“(not your Michelangelo’s) David”
“(not your Michelangelo’s) David” Zorn B. Taylor

It’s instructive to see Everyday Black, a new two-person photography show at Northwest African American Museum, in the light of two other recent Seattle exhibits. One is the Black Imagination: States of Black Matter; the other is Truth Be Told. The former ran during January at the Core Gallery, and counted Natasha Marin as one of its curators. The latter are paintings by Yadesa Bojia that were exhibited at A/NT Gallery in December. All three are about the state of blackness in the 21st century, but each examines blackness from a different perspective or position.

The blackness represented in Truth Be Told looked outward. It addressed the break between how the mainstream sees blackness (a thug, a junkie, hustler) and what blackness normally is (a father or mother making ends meet). Black Imagination: States of Black Matter represented a kind of black ontology: black as being black in the world, blackness as what the 17th century German philosopher Immanuel Kant described as the “thing-in-itself.” When you entered this show, you were blindfolded and led through a maze of sounds. You could only hear blackness, not see it. Everyday Black—which C. Davida Ingram and Leilani Lewis curated, and features images by local photographers Jessica Rycheal and Zorn B. Taylor (both black)—can be described as hovering somewhere between Truth Be Told and Black Imagination. It captures the point at which blackness turns inward. It is the gate to a spiritual hortus conclusus.
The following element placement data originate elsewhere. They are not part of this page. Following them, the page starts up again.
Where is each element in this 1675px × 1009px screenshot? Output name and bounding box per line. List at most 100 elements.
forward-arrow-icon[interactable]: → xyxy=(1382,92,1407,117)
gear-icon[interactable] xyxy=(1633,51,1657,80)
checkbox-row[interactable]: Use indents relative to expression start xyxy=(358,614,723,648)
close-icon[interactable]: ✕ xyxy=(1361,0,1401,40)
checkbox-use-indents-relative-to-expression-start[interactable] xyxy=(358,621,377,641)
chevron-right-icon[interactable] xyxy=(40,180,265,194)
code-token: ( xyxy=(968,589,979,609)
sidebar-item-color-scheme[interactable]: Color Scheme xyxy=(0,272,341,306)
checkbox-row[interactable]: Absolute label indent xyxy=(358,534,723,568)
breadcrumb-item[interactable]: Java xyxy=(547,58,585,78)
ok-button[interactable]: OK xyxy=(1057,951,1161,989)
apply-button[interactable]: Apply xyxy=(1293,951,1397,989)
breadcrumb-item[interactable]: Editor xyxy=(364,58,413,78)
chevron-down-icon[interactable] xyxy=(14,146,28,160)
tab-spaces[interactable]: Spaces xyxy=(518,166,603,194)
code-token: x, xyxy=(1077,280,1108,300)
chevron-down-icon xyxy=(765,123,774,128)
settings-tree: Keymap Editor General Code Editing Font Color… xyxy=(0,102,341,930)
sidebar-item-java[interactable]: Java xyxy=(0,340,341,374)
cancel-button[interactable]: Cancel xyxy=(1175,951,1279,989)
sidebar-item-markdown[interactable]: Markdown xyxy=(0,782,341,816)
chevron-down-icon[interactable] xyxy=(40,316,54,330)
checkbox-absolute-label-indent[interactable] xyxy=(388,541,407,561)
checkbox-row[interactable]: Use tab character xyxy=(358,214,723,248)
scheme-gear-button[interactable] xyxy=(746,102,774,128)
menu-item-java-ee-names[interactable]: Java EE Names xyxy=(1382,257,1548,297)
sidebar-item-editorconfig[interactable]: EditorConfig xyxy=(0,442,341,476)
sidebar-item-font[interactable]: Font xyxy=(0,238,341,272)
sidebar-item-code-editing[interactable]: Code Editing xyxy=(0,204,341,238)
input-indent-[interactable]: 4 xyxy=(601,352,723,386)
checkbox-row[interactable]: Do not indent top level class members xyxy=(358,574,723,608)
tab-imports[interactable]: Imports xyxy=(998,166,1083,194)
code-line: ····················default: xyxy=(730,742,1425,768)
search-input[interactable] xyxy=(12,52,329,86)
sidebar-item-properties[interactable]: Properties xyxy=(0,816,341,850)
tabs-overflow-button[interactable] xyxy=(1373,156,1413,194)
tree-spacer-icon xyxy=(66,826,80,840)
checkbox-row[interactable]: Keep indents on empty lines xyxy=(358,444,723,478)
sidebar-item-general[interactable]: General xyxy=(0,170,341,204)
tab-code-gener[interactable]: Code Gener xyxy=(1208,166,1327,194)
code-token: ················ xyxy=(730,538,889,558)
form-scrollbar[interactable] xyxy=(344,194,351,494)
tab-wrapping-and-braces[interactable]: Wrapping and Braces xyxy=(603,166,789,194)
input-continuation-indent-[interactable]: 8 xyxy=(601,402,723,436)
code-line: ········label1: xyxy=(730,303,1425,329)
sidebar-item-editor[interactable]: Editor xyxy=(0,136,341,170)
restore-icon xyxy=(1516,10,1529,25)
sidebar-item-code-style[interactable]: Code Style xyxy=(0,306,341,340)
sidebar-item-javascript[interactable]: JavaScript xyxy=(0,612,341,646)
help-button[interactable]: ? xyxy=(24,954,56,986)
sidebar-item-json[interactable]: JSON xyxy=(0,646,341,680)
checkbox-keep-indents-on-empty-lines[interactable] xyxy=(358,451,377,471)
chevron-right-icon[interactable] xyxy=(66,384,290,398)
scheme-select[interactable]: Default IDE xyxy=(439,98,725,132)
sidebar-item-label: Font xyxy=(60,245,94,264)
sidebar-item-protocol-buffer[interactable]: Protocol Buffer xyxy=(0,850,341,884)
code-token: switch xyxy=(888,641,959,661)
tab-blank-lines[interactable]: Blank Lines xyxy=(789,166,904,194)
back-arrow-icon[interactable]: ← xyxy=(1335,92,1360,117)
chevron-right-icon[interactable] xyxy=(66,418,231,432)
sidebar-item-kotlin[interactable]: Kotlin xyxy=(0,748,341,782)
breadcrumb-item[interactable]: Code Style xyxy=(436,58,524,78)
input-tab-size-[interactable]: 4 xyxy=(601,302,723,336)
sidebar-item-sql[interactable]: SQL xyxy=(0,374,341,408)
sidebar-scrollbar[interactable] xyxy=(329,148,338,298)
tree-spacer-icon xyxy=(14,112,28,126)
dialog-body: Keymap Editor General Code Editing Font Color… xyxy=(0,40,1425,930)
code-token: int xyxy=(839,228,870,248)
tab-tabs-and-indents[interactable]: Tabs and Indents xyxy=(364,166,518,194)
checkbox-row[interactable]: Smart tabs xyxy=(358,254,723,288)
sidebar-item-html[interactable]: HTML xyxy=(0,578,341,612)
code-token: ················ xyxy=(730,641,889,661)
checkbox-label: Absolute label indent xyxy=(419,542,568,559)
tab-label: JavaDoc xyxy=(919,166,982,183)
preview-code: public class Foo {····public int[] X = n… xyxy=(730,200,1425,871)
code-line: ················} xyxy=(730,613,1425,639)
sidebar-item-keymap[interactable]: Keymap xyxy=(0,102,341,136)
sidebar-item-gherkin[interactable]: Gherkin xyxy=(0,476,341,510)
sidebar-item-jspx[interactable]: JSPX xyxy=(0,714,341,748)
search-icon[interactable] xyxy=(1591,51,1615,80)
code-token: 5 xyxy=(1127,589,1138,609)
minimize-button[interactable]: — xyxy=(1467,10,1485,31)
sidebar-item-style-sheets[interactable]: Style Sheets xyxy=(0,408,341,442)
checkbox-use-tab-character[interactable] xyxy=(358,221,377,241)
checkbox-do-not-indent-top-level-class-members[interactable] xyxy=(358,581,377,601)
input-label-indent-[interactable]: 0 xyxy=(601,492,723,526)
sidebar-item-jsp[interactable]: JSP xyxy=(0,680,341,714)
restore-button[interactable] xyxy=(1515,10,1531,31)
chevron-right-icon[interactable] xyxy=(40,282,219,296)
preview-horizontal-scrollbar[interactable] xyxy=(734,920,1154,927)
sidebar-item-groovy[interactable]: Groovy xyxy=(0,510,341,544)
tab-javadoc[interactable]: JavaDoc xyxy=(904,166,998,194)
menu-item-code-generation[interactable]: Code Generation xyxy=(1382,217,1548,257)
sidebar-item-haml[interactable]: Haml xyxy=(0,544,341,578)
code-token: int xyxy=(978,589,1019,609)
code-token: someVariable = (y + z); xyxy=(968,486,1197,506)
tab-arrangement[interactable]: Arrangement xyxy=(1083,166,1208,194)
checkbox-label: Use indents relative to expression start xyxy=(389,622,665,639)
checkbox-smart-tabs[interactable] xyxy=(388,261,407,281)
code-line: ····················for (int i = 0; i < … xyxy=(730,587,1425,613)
Though most of the subjects in the show’s prints are looking directly at the camera, many have their eyes closed— for example, the portrait Elisheba, and the masterpiece of the show, (not your Michelangelo’s) David (both are by Zorn B. Taylor). And it is the latter portraits that define the exhibit’s mood, which is calm and not making demands for recognition. Bojia’s painters, on the other hand, looked at you directly and demand to be seen and respected. In this way, they are a part of the tradition in black arts that we can call Fanonian. This attitude, which is Hegelian (the master and the slave dialectic that many believe was inspired by the Haitian revolution), still has currency in our world. Even after experiencing a black president, blacks in America must still demand to be recognized as human beings. The Black Lives Matter movement has this struggle for recognition as its motive power.

The attitude of Everyday Black is very different—nor is it the same as the sonic noumenonality of Black Imagination. The black men and women in these portraits, many of whom live in the Seattle area, some of whom are artists, are leading you with open and closed eyes to a place within. And this inward zone is not troubled or stressed by everyday racial drama and insults. This is the hortus conclusus of blackness. A place that's carefully cultivated over the years and not so much as a retreat from the bad things, the deadly cops, the crooked courts, the displacement, the poverty that's out there, but as a kind of preparation for the day when what is done within can be done externally. This is paradise as a revolution.